I won’t speak about the person he is or isn’t; I know plenty of people in Syracuse who couldn’t say a bad thing about him. It’s a curious circumstance that likely forced Tampa’s hand. At the end of the day, his talent demands he should be challenging for NHL time soon, but whether that was agreed upon by the powers that be in Syracuse or not is not up to me to decide.
By The Numbers
Ingram was one of the best Major Junior goalies of his time, posting back-to-back seasons with a save percentage higher than .920 with the Kamloops Blazers. He split time with fellow WHL star Carter Hart at the 2017 World Junior Championships for Canada.
In his first full season in Syracuse, he appeared in 35 games with a 0.914 save percentage and a cup of coffee in the ECHL. Last season, however, Ingram’s game really started to take shape.
The third-round pick in 2016 started 21 games and appeared in one more, finishing with a 14-7-0 record and six (!!!) shutouts. He faced 28.91 shots per 60 minutes but only had 11 Quality Starts (a start above the league-average save percentage or when the goalie allows two or fewer goals and posst a save percentage above the league-average). Most importantly, he had a 11.409 goals-saved above average rate, good for 14th in the league among goalies with 20+ starts.
Ingram went on to start 13 more games in the ECHL with Orlando and posted a 0.914 save percentage.
The Eye Test
I saw a good amount of Ingram live in Syracuse; I will do my best to translate my thoughts with some clips below.
In the clip above, you will notice the bedrock of Ingram’s game is his technical movement. He’s fluid with his pad control even as the puck crosses the slot and doesn’t often use the perimeter to cover holes.
Here is another example of that cross-crease movement.
Despite this being an iffy goal to give up, notice how quickly Ingram re-adjusts to the pick and tapers his depth in the crease accordingly.

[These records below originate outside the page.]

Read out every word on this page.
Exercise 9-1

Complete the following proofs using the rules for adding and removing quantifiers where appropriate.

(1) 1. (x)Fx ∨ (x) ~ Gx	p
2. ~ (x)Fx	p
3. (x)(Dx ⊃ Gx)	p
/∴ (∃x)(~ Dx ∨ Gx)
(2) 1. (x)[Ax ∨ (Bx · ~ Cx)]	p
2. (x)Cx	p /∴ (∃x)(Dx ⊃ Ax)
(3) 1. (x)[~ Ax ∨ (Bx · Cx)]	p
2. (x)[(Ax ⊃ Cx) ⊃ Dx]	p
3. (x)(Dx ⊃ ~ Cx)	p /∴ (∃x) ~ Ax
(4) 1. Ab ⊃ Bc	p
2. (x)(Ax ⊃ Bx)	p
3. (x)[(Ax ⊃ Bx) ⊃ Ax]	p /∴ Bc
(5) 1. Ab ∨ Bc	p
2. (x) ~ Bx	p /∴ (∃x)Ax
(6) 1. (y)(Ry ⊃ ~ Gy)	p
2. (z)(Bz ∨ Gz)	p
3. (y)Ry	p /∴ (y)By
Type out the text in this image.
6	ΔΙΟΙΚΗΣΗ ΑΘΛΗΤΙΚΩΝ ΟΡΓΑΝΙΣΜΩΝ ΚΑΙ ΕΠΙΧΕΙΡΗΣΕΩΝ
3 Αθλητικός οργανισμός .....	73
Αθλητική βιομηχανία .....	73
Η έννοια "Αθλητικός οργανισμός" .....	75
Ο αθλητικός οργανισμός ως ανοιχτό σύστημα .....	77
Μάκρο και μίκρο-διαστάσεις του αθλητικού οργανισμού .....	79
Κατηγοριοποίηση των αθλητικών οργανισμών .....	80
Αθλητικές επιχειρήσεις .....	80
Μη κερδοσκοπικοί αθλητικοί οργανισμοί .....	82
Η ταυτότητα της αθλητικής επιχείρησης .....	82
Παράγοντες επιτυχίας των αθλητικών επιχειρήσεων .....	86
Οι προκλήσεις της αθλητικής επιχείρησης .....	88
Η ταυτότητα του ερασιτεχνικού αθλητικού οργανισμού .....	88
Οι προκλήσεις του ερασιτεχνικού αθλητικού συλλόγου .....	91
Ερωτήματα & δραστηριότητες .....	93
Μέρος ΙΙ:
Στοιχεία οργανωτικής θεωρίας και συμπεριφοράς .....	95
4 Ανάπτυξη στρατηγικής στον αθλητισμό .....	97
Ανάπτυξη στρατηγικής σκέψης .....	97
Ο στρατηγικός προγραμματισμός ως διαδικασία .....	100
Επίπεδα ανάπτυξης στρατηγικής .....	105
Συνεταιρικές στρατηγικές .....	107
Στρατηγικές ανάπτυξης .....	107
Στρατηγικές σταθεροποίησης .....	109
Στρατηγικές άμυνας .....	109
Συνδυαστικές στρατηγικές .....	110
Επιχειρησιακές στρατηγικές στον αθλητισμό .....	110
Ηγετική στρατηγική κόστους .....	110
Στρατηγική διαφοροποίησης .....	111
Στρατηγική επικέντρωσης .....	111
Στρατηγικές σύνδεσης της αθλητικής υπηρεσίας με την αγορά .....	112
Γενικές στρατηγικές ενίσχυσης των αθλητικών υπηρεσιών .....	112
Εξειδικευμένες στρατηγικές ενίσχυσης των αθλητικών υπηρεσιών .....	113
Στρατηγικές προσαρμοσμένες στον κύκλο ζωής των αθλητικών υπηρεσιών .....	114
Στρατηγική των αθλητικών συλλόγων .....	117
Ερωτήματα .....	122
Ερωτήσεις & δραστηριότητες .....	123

Ingram has displayed moments like the one above. His technical movement is still good, but he shows a lack of control with his edges that leads to him being drawn horribly out of position.
While Ingram is generally tight with his coverage down low, he can be picked up high on the glove side as a weakness at times. Notice how he maintains that hand closer to his chest here as he works to bring his whole frame over instead of extending his arm.
Overall, Ingram has been a highly-touted prospect that can give you saves like the one above frequently when he’s on his game. There is still room for maturation and timing, but, like I said, the talent is abundant.
Ingram has one year remaining on his entry-level contract with a cap hit of $759.2K and a minors salary of $70K. Upon expiry he will be a restricted free agent.